The human endothelium forms a permeable barrier between the blood stream and the surrounding tissue, strictly regulating the passage of immune cells and metabolites. For its correct function, regulation of cell-cell contact dynamics between endothelial cells is essential. In this context, we focus particularly on the adherens junctions system, which is predominantly composed of intercellular adhesion proteins such as VE-cadherin and nectin, as well as their associated proteins.
Drebrin, an F-actin binding protein has been included in the growing list of “junction associated” proteins, but its potential role in adherens junction dynamics has been unclear so far. We could show that knockdown of drebrin leads to functional impairments of endothelial monolayers, shown by rupturing of HUVEC monolayers cultured under constant unidirectional flow conditions, which mimic blood flow in vessels.
The observed weakening of cell-cell contacts is characterized by a specific and complete loss of nectin from adherens junctions, due to its endocytosis and subsequent degradation in lysosomes.

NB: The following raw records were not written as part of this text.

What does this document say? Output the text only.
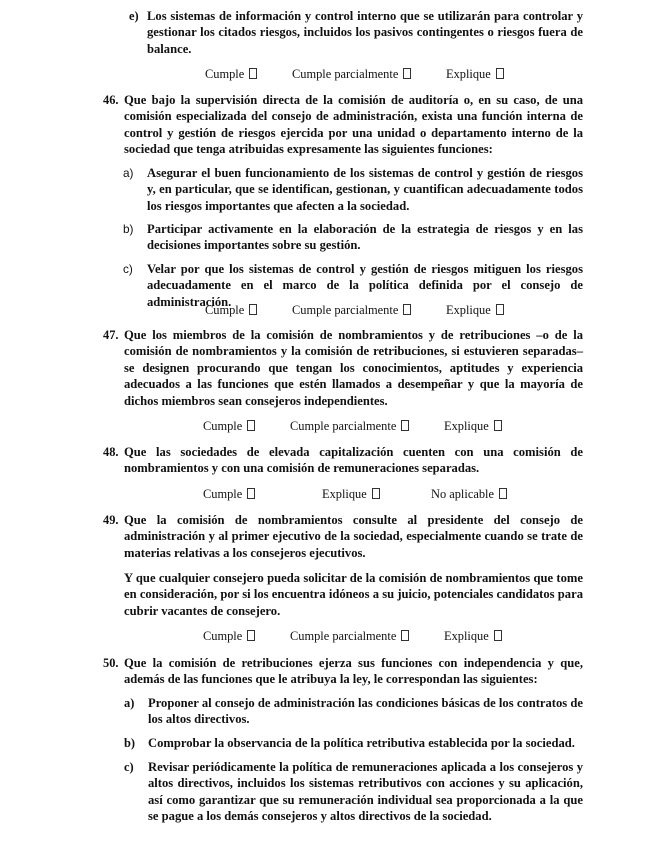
e) Los sistemas de información y control interno que se utilizarán para controlar y gestionar los citados riesgos, incluidos los pasivos contingentes o riesgos fuera de balance.
Cumple	Cumple parcialmente	Explique
46. Que bajo la supervisión directa de la comisión de auditoría o, en su caso, de una comisión especializada del consejo de administración, exista una función interna de control y gestión de riesgos ejercida por una unidad o departamento interno de la sociedad que tenga atribuidas expresamente las siguientes funciones:
a) Asegurar el buen funcionamiento de los sistemas de control y gestión de riesgos y, en particular, que se identifican, gestionan, y cuantifican adecuadamente todos los riesgos importantes que afecten a la sociedad.
b) Participar activamente en la elaboración de la estrategia de riesgos y en las decisiones importantes sobre su gestión.
c) Velar por que los sistemas de control y gestión de riesgos mitiguen los riesgos adecuadamente en el marco de la política definida por el consejo de administración.
Cumple	Cumple parcialmente	Explique
47. Que los miembros de la comisión de nombramientos y de retribuciones –o de la comisión de nombramientos y la comisión de retribuciones, si estuvieren separadas– se designen procurando que tengan los conocimientos, aptitudes y experiencia adecuados a las funciones que estén llamados a desempeñar y que la mayoría de dichos miembros sean consejeros independientes.
Cumple	Cumple parcialmente	Explique
48. Que las sociedades de elevada capitalización cuenten con una comisión de nombramientos y con una comisión de remuneraciones separadas.
Cumple	Explique	No aplicable
49. Que la comisión de nombramientos consulte al presidente del consejo de administración y al primer ejecutivo de la sociedad, especialmente cuando se trate de materias relativas a los consejeros ejecutivos.
Y que cualquier consejero pueda solicitar de la comisión de nombramientos que tome en consideración, por si los encuentra idóneos a su juicio, potenciales candidatos para cubrir vacantes de consejero.
Cumple	Cumple parcialmente	Explique
50. Que la comisión de retribuciones ejerza sus funciones con independencia y que, además de las funciones que le atribuya la ley, le correspondan las siguientes:
a) Proponer al consejo de administración las condiciones básicas de los contratos de los altos directivos.
b) Comprobar la observancia de la política retributiva establecida por la sociedad.
c) Revisar periódicamente la política de remuneraciones aplicada a los consejeros y altos directivos, incluidos los sistemas retributivos con acciones y su aplicación, así como garantizar que su remuneración individual sea proporcionada a la que se pague a los demás consejeros y altos directivos de la sociedad.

Performing co-immunoprecipitation and GST-pulldown experiments, we could show that drebrin does not interact with nectin-2 directly, but with its binding partner, afadin. This was further confirmed by mitochondrial retargeting experiments, where drebrin’s afadin-binding polyproline region fused to a mitochondrial targeting signal is sufficient to relocalize afadin towards the outer membrane of mitochondria.
Furthermore, we could demonstrate that drebrin’s role in maintaining junctional integrity is to link the nectin/afadin system to the cortical F-actin network. Evidence is provided by expressing minimal rescue constructs containing exclusively afadin´s PDZ region (binding nectin) coupled to drebrin´s F-actin binding region, which restores junctional nectin under knockdown of both drebrin and afadin.

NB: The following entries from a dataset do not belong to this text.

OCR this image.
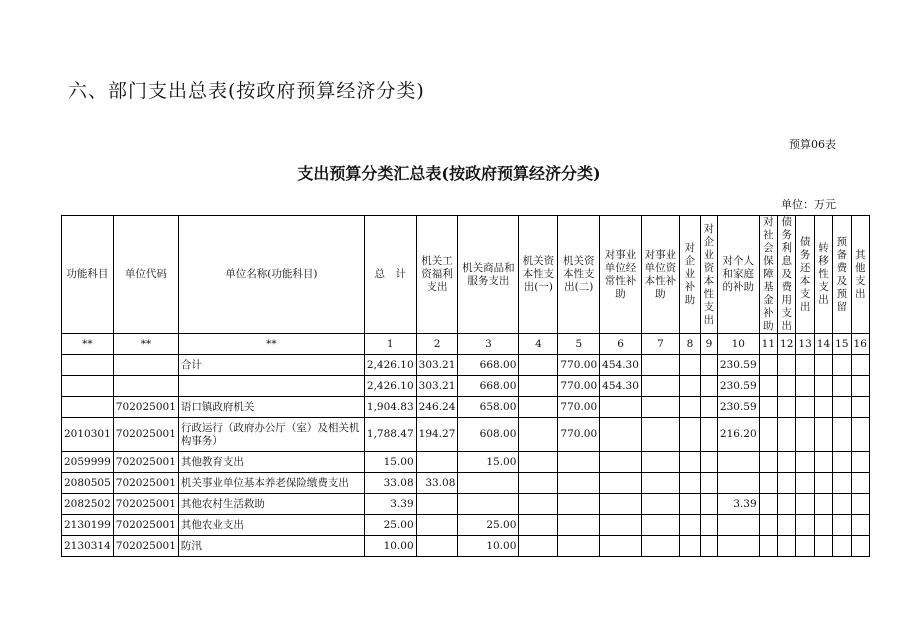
六、部门支出总表(按政府预算经济分类)
预算06表
支出预算分类汇总表(按政府预算经济分类)
单位：万元
功能科目	单位代码	单位名称(功能科目)	总　计	机关工资福利支出	机关商品和服务支出	机关资本性支出(一)	机关资本性支出(二)	对事业单位经常性补助	对事业单位资本性补助	对企业补助	对企业资本性支出	对个人和家庭的补助	对社会保障基金补助	债务利息及费用支出	债务还本支出	转移性支出	预备费及预留	其他支出
**	**	**	1	2	3	4	5	6	7	8	9	10	11	12	13	14	15	16
		合计	2,426.10	303.21	668.00		770.00	454.30				230.59						
			2,426.10	303.21	668.00		770.00	454.30				230.59						
	702025001	语口镇政府机关	1,904.83	246.24	658.00		770.00					230.59						
2010301	702025001	行政运行（政府办公厅（室）及相关机构事务）	1,788.47	194.27	608.00		770.00					216.20						
2059999	702025001	其他教育支出	15.00		15.00													
2080505	702025001	机关事业单位基本养老保险缴费支出	33.08	33.08														
2082502	702025001	其他农村生活救助	3.39									3.39						
2130199	702025001	其他农业支出	25.00		25.00													
2130314	702025001	防汛	10.00		10.00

These results contribute to our current understanding of how junctions are regulated in the endothelium under vascular flow. In particular, the newly identified interaction between drebrin and afadin is shown to be crucial for nectin-based junctional integrity. They also indicate that, contrary to previous assumptions, nectins are not only important for formation of cell-cell junctions but also for their upkeep. Current work concerns the dynamic regulation of the F-actin-drebrin-afadin-nectin chain in maintaining endothelial integrity.